Ekonomik kriz her geçen gün hayatımızda kendisini daha fazla hissettiriyor. Gerçek enflasyon karşısında asgari ücrete yapılan “kırıntı zamlar” ikinci ayında eriyip gitti. Aldığımız maaş açlık sınırının altındayken bir de işsizlik tehdidiyle karşı karşıya kalıyoruz. Patronlar krizi fırsata çevirmek için işçi çıkartmaya başladılar. Geçim şartları gittikçe zorlaşıyor. Kölece koşullarda çalışmamıza rağmen krizin faturası bizim sırtımıza yükleniyor. Gıda fiyatları o kadar arttı ki sebzeleri tane tane almak zorunda kalıyoruz. Kırmızı biber ile sivri biberin kilogram fiyatı 20-25 lira arasında seyrediyor.

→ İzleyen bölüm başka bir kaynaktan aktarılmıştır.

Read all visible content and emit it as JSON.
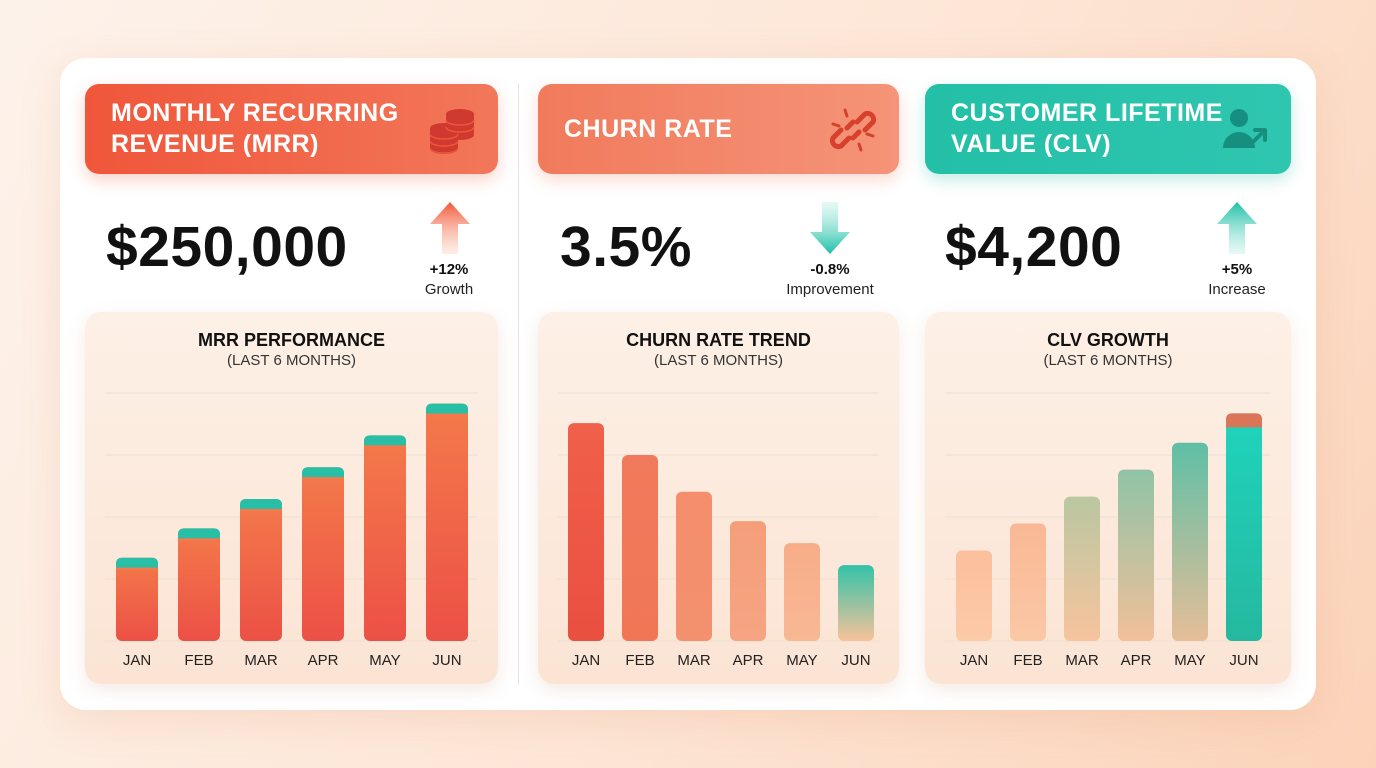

Geçen ay aldığım maaşla marketten alışveriş yapmak istemiştim. Fakat alışverişi yaparken çok ince hesaplar yapmam gerekiyordu. Mesela patatesi, biberi, soğanı tane tane ve en küçüğü üzerinden hesaplamam gerekiyordu. Düşünün, “patates tanesinin büyüğünü mü küçüğünü mü alalım” hesabı yapıyoruz. Marketten manav reyonundan aldığım patatesi, soğanı ve 3 tane sivri biberi teraziye bakan görevliye verdim. Patatesi ve soğanı tarttı fakat sivri biberi tartamadı. Dolayısıyla biberin fiyatını da hesaplayamadı. Görevlinin alışık olduğu bir durumla karşı karşıya kaldığı her halinden belliydi. Et reyonunda bulunan görevliye bir işaret edip “şunu senin orda tartabilir miyiz?” dedi. Et reyonunda daha hassas bir teraziyle tartıldı ve tamı tamına 95 gram geldi. Kendim dışında alışveriş yapan diğer emekçi insanların poşetlerine baktığımda benden farklı değillerdi. Yani işçilerin alım gücü günden güne düşüyor.
Durum böyleyken, bu hayat pahalılığına karşı biz işçilere bir görev düşüyor: Mücadele görevi! Çünkü ekonomik krizin faturasını bizlere kesiyorlar. Biz nasıl geçineceğimizin ince hesaplarını yaparken patronlar sınıfı da bizleri daha fazla nasıl sömüreceğinin ince hesaplarını yapıyorlar. O yüzden biz işçiler işyerlerimizden başlayarak kendi sınıf çıkarlarımız temelinde örgütlenmeli ve “Krizin Faturasını ödemek istemiyoruz” demeliyiz.